Avec l’Indépendance, les abolitionnistes feront pression sur la Convention constituante de Philadelphie en 1787 pour condamner l’esclavage dans la Constitution même. Pourtant, la motion des abolitionnistes avait été jugée trop controversée pour être résolue par la Convention, dont la priorité absolue était d’éviter la scission de l’Union entre les fédéralistes du nord et les antifédéralistes du sud. La question de l’esclavage a donc été momentanément résolue par un compromis qui laisserait l’esclavage tacitement légal pendant une durée limitée sous condition d’être régulé et finalement aboli par l’État fédéral dans l’avenir. Jugé incompatible avec la Déclaration (« tous les hommes naissent libres et égaux »), l’esclavage continuera à hanter les États-Unis et ne sera résolu que par la Guerre de Sécession.

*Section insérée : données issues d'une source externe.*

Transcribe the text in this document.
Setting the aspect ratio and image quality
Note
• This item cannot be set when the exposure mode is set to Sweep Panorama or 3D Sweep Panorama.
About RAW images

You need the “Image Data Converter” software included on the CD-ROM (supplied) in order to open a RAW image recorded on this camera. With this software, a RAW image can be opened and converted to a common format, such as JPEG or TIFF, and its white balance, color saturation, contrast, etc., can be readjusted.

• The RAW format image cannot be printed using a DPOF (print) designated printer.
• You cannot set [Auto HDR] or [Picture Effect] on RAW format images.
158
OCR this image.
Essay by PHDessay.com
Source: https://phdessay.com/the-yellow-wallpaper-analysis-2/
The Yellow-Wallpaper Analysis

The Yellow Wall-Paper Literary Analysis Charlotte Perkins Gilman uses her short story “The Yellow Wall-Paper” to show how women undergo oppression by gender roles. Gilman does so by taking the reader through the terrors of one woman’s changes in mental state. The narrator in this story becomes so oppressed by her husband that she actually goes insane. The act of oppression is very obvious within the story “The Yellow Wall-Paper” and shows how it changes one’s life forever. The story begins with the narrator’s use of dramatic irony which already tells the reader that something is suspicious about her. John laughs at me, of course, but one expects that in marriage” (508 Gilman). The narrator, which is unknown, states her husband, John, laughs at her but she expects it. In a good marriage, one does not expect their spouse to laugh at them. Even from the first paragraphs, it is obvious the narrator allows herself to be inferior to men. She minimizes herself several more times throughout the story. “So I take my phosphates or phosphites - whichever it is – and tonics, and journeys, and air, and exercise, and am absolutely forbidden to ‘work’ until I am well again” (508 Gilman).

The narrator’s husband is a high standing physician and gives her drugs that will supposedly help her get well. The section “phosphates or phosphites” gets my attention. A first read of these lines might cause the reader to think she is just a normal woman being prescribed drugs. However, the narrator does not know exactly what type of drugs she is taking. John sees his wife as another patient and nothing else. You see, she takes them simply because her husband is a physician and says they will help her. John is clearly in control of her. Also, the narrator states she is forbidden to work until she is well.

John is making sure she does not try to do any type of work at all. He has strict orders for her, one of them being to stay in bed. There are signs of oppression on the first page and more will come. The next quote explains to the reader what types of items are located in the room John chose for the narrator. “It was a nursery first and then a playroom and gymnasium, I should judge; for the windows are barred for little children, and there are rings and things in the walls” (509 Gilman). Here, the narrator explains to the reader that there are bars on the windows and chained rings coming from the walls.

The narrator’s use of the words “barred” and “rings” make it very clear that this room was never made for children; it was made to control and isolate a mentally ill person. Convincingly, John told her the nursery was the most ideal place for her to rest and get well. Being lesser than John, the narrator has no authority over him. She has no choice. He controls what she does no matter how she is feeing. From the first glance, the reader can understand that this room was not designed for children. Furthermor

Deux mouvements si similaires, partageant les mêmes racines intellectuelles et les mêmes convictions, mais deux histoires si différentes : l’abolitionnisme obtiendra gain de cause après cinq générations de lutte, au niveau social d’abord, puis au niveau étatique ; le pacifisme, quant à lui, reste tout aussi impuissant face à la belligérance et au militarisme des États deux siècles après sa naissance. On voit là l’importance primordiale du soutien des États à une cause pour que celle-ci aboutisse à éradiquer une pratique inhumaine à sa racine.